If Trader Joanne opened her position by buying 100 shares of Nugget Inc., how can she close her position?
Group of answer choices
After consulting Trader Joe, she will close by taking another long position for 100 shares of Nugget Inc.
After consulting with Assistant Joe, she will close by shorting 50 shares of Nugget Inc.
After consulting with Advisor Joe, she will close by selling 100 shares of Nugget Inc.
She decides to not consult with anyone and will close by waiting for the option to expire.
She decides to not consult with anyone and will close by buying 1 call option.

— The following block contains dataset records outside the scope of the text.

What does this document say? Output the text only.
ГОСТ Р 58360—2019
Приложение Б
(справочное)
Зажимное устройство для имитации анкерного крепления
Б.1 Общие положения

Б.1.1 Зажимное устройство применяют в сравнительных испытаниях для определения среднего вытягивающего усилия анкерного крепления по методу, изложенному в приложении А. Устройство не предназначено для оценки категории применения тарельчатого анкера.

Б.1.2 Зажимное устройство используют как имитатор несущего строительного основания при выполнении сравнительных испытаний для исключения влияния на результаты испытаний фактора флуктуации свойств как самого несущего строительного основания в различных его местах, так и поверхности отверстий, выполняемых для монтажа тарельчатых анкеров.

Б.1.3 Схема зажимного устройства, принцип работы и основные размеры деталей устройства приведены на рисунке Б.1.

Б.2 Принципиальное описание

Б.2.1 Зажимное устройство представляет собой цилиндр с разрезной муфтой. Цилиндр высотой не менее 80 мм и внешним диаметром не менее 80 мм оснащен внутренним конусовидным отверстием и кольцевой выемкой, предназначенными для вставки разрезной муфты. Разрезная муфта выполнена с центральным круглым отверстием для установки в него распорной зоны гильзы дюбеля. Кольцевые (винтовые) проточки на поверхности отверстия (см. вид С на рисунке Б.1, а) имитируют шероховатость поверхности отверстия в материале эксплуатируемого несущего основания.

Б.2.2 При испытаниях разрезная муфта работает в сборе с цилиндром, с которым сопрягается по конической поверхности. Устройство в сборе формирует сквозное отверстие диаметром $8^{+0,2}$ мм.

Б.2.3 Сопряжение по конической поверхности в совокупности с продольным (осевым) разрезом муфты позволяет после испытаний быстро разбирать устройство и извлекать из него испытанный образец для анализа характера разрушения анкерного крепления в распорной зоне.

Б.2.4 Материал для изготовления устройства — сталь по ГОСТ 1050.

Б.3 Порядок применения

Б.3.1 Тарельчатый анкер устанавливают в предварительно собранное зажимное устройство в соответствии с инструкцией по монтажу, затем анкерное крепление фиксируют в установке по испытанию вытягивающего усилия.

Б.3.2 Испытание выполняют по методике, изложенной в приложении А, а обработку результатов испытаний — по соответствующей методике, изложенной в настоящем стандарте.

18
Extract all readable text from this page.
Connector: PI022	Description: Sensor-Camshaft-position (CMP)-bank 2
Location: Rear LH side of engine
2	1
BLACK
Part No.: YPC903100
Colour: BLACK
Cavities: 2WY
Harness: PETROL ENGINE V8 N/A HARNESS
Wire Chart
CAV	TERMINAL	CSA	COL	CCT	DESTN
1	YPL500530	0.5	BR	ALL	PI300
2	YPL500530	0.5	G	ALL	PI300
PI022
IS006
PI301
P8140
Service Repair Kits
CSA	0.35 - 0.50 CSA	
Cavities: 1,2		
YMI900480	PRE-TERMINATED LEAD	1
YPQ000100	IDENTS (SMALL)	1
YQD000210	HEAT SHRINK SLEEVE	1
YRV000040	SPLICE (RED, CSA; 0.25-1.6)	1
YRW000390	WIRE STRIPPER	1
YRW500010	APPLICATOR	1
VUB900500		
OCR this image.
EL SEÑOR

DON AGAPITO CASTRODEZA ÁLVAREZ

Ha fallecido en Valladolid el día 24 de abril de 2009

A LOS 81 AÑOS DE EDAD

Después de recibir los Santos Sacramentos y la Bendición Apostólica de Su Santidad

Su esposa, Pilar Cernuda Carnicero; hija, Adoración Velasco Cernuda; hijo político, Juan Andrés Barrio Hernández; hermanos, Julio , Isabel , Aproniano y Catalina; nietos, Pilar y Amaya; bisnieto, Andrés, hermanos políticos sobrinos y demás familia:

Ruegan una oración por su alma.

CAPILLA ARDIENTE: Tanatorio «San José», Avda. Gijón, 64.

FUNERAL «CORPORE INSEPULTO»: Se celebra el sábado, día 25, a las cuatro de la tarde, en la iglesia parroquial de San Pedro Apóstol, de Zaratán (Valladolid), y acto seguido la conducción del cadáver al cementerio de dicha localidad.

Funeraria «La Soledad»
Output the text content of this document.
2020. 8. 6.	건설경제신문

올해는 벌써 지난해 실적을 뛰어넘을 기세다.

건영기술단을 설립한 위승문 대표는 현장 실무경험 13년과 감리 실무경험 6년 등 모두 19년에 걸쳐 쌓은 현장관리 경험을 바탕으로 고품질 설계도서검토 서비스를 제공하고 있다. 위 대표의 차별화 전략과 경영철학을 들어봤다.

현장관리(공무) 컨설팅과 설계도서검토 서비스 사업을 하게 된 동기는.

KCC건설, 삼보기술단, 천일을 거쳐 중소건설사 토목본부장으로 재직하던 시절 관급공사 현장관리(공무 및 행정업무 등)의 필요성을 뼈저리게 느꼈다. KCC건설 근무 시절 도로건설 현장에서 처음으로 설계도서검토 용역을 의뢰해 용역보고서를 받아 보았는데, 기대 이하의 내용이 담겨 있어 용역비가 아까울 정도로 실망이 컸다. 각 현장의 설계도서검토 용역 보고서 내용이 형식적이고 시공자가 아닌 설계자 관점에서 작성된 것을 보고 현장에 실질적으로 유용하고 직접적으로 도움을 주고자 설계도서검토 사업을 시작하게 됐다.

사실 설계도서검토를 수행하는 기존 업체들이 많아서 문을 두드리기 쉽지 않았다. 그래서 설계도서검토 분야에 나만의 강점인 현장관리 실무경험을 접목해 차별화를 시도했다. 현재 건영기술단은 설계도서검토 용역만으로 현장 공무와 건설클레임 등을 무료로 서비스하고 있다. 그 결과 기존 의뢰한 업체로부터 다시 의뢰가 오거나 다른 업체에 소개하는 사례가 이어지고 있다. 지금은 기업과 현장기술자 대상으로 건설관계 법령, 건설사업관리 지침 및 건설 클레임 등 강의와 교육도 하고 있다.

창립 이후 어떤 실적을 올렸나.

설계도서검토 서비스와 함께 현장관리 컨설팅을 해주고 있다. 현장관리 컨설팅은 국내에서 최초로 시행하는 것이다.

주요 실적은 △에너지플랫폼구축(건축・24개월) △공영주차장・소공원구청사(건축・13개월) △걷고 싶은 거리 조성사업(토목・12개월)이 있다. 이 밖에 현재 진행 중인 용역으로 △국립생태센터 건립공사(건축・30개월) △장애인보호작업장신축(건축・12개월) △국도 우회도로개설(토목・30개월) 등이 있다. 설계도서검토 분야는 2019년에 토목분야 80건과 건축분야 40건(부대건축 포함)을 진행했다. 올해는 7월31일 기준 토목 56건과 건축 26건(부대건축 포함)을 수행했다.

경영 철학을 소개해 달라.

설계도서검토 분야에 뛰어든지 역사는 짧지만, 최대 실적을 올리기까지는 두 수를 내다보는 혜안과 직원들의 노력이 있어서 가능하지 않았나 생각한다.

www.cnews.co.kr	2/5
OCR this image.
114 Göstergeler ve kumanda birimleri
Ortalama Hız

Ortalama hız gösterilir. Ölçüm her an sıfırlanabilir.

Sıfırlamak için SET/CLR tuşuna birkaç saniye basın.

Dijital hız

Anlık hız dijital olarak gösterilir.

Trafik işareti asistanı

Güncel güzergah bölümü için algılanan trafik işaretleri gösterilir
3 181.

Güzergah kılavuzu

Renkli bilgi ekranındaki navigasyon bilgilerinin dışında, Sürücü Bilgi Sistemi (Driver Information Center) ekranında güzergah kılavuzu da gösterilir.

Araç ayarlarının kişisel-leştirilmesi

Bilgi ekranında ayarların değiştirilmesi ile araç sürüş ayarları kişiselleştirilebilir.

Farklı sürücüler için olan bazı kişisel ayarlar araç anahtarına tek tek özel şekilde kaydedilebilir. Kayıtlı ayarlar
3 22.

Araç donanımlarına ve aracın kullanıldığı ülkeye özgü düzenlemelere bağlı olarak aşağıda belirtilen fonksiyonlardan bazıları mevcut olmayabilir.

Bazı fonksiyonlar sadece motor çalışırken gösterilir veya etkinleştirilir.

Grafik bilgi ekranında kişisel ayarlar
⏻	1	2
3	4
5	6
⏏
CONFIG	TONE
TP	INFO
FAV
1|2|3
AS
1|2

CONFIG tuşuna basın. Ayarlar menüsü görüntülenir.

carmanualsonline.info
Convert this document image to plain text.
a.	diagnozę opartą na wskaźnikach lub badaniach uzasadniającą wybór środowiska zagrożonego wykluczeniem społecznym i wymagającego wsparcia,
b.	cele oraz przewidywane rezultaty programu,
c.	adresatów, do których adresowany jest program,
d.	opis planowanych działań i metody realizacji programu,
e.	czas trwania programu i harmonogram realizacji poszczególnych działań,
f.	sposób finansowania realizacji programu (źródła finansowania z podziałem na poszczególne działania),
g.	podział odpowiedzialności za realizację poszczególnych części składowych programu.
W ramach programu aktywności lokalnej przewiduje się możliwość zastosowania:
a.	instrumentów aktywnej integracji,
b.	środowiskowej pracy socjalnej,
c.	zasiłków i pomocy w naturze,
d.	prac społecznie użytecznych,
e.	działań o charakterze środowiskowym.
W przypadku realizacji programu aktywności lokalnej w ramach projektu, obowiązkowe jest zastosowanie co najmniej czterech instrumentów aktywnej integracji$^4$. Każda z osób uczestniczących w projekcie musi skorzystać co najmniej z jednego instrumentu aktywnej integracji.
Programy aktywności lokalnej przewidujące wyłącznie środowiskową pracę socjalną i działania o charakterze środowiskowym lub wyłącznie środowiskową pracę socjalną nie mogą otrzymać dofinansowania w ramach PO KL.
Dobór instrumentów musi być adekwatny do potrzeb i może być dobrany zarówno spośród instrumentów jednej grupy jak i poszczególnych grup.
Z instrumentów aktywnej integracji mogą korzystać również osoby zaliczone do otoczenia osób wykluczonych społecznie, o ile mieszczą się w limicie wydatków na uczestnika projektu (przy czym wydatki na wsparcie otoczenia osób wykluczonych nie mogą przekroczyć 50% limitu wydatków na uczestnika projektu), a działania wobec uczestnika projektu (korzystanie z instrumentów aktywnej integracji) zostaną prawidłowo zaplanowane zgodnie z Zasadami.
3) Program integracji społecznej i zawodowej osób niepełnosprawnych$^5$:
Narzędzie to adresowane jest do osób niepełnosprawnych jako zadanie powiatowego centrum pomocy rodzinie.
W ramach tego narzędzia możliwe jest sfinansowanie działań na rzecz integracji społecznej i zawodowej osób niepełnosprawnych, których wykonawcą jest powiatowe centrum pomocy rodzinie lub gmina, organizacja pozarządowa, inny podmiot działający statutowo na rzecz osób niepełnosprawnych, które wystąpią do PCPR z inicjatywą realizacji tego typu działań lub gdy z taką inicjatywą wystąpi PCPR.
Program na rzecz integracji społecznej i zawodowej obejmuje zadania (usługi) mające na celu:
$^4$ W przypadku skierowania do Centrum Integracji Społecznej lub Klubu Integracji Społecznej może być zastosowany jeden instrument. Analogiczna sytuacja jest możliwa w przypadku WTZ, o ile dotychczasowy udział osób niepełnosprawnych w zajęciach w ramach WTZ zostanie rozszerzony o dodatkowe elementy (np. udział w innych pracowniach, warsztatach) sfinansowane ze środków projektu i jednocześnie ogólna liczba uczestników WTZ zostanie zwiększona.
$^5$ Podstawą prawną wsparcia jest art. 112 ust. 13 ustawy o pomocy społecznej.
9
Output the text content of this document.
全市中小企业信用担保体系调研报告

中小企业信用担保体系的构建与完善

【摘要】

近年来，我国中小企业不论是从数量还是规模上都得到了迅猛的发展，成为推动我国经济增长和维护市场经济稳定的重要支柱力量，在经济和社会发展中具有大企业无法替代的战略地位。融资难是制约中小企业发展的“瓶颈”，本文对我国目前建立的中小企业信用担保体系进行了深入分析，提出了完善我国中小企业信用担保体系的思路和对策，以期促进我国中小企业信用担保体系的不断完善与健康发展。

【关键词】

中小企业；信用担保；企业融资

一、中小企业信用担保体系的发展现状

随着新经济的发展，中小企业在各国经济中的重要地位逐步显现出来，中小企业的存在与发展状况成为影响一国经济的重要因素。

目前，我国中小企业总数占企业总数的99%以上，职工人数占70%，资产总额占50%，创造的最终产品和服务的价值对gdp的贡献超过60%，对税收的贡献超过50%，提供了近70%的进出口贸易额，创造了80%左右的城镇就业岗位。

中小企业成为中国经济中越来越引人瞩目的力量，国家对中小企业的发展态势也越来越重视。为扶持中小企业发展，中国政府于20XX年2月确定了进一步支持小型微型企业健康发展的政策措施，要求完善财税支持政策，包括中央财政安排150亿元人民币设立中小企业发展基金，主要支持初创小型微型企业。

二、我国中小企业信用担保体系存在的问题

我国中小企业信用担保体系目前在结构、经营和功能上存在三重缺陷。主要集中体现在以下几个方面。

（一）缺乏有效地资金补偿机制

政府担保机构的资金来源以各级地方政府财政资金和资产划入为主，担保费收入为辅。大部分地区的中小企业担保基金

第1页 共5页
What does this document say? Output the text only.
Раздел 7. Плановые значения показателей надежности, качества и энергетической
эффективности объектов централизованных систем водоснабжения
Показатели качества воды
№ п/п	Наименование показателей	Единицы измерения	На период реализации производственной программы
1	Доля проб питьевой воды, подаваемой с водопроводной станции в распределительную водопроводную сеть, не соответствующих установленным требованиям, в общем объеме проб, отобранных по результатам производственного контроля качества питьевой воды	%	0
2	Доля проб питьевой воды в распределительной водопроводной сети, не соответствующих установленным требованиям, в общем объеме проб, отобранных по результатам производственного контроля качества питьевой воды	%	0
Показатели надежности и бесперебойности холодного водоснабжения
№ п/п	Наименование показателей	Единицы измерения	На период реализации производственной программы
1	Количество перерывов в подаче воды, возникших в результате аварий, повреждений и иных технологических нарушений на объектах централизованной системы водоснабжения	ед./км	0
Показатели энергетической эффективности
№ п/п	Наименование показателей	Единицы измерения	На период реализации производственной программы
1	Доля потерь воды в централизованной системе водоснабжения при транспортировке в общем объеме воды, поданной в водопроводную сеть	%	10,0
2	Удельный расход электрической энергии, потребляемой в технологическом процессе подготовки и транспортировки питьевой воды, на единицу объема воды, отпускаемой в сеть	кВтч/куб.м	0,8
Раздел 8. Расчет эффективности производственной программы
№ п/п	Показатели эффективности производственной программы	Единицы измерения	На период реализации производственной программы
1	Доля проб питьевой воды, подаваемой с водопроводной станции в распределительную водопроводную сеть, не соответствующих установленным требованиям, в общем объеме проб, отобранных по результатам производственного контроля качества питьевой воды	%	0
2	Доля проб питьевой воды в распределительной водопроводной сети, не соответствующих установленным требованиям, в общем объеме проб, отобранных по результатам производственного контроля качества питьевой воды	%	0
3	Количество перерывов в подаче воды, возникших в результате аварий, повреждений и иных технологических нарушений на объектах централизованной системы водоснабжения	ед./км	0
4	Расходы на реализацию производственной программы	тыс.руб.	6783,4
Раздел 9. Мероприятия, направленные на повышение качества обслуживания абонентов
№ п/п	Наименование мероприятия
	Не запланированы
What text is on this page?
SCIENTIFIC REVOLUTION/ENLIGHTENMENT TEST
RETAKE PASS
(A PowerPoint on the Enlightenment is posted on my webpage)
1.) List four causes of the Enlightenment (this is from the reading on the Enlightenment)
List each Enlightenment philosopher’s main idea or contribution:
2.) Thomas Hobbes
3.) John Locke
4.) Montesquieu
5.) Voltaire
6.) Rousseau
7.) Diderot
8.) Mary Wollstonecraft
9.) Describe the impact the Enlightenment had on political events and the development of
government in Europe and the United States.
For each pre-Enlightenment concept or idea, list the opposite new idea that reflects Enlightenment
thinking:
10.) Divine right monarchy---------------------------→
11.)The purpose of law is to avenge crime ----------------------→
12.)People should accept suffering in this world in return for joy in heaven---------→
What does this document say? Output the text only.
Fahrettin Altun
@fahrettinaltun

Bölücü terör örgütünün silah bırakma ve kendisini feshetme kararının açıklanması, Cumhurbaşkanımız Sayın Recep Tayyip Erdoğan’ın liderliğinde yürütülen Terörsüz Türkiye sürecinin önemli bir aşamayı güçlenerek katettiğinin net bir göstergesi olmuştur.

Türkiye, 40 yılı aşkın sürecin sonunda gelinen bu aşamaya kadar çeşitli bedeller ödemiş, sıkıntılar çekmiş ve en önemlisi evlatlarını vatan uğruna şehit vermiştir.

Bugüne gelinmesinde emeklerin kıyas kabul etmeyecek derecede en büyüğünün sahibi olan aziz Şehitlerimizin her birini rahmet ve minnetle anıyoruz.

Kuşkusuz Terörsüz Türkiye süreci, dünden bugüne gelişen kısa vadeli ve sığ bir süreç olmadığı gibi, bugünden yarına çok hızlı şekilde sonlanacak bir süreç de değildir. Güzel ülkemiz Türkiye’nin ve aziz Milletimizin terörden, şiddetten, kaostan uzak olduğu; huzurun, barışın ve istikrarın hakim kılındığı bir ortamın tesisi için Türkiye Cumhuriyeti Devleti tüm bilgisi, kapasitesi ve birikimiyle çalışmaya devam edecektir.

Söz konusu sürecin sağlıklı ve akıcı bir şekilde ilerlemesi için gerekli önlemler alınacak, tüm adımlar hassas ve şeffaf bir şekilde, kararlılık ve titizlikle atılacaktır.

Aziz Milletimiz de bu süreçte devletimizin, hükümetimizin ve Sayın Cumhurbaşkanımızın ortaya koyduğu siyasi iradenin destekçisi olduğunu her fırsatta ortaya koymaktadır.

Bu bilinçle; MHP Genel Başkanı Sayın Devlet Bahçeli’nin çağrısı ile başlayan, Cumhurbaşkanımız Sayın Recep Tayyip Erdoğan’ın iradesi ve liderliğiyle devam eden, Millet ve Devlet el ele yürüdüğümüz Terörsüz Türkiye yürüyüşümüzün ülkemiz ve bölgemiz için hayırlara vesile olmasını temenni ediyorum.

What is the value at risk if analysts estimate that there may be three standard deviations of returns in a given year? Assume that the mean return is 7% and the standard deviation is 3%.
Group of answer choices
-8%
-1%
-2%
-4%
-6%
Suppose you own Nugget Gold ETF that has a mean return of 5% and a standard deviation of 6%. What is the approximate probability of a return of -1% or worse in a year?
Group of answer choices
8%
16%
32%
40%
48%
What is the predicted y-value if y=α+βx where α is equal to 0.0215, β is equal to 1.0101, and x is equal to 1%? Assume that the p-values for α and β are 0.0021 and 0.0432, respectively.
Group of answer choices
0.0316
0.0025
1.0316
0.0219
0.0453
Q-1)
When you buy a share to close the position, you have to sell the share. Hence the correct answer is
After consulting with Advisor Joe, she will close by selling 100 shares of Nugget Inc.
The first option is not correct because if he is taking long position, It will be added to the existing position, not closing of the position will happen. The shorting the share would be treated as a separate position if it is allowed to do so in the same account. The equity does not expire, there is no expiry date on which this will expire. Buying a call option will not really close the position, it would be treated as a new position in option.